The proof-of-concept study, conducted 12 weeks after a single treatment with the device, showed that 10 patients’ keloid and hypertrophic scars were with smaller. Soliton licensed the technology from the University of Texas on behalf of the MD Anderson Cancer Center in Houston.
“We were excited to share the 12-week follow-up results at this key dermatology conference, amongst some of the top physicians in this field,” said Soliton president & CEO Dr. Christopher Capelli in a news release. “The clinical results clearly demonstrate that an overall average reduction in both the volume of the scars and the height of the scars at the 12-week follow-up after the intial single 6-minute treatment is continuing without the need for further dosing. We are very encouraged by these positive results that further substantiate the merit of our RAP device and look forward to continuing the development and enhancement of its clinical program.”

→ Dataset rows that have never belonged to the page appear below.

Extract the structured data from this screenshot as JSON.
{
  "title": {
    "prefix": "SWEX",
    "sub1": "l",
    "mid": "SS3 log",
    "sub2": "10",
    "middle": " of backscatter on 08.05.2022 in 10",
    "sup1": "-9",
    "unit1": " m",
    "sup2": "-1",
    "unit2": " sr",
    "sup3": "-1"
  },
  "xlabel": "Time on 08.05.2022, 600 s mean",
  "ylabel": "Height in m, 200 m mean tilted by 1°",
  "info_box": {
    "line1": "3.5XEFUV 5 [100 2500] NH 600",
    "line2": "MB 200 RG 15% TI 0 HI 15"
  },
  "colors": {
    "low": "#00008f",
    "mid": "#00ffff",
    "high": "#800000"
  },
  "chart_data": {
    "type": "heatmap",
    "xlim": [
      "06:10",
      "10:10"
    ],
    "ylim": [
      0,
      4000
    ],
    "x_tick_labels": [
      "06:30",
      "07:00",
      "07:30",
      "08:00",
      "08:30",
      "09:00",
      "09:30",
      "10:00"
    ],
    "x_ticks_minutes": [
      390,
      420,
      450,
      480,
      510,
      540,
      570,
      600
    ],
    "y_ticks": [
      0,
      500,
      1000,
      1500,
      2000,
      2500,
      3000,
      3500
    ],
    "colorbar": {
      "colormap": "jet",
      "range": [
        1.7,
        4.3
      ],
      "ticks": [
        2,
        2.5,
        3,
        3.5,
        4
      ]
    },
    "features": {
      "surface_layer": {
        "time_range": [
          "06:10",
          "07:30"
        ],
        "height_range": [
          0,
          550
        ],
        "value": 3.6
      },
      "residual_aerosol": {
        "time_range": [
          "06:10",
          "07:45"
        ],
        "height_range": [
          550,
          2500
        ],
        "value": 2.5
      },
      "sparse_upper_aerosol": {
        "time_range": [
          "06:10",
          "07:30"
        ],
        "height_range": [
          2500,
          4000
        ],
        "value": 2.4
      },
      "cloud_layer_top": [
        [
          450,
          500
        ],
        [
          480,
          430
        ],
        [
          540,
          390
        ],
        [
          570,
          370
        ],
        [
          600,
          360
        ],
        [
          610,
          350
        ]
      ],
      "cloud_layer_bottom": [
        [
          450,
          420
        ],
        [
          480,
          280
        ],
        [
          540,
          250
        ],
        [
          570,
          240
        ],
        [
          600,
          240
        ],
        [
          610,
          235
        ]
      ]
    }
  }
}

The data were presented at the Maui Derm for Dermatologists 2020 meeting. 3D scar assessment of the pre- and post-treatment photographs demonstrated an average reduction in volume of 29.6% (p<0.01) and an average reduction in height of 14.6% (p<0.005).
The scars were also smaller than they had been at six weeks, according to Soliton. Keloid scars are prone to recurrence after treatment with existing therapies. Patients treated with steroid injections see recurrence rates as high as 50%, while patients treated with a chemotherapeutic agent have recurrence rates as high as 47%, the company noted.
Soliton’s rapid acoustic pulse device won 510(k) clearance from the FDA in May 2019. The company raised $9.5 million in a private placement in June, led by a $5 million investment by its largest backer, Remeditex Ventures. It is also targeting the tattoo-removal market.
Grand View Research estimates the global market for keloid and hypertrophic scars may reach $10.2 billion by 2025.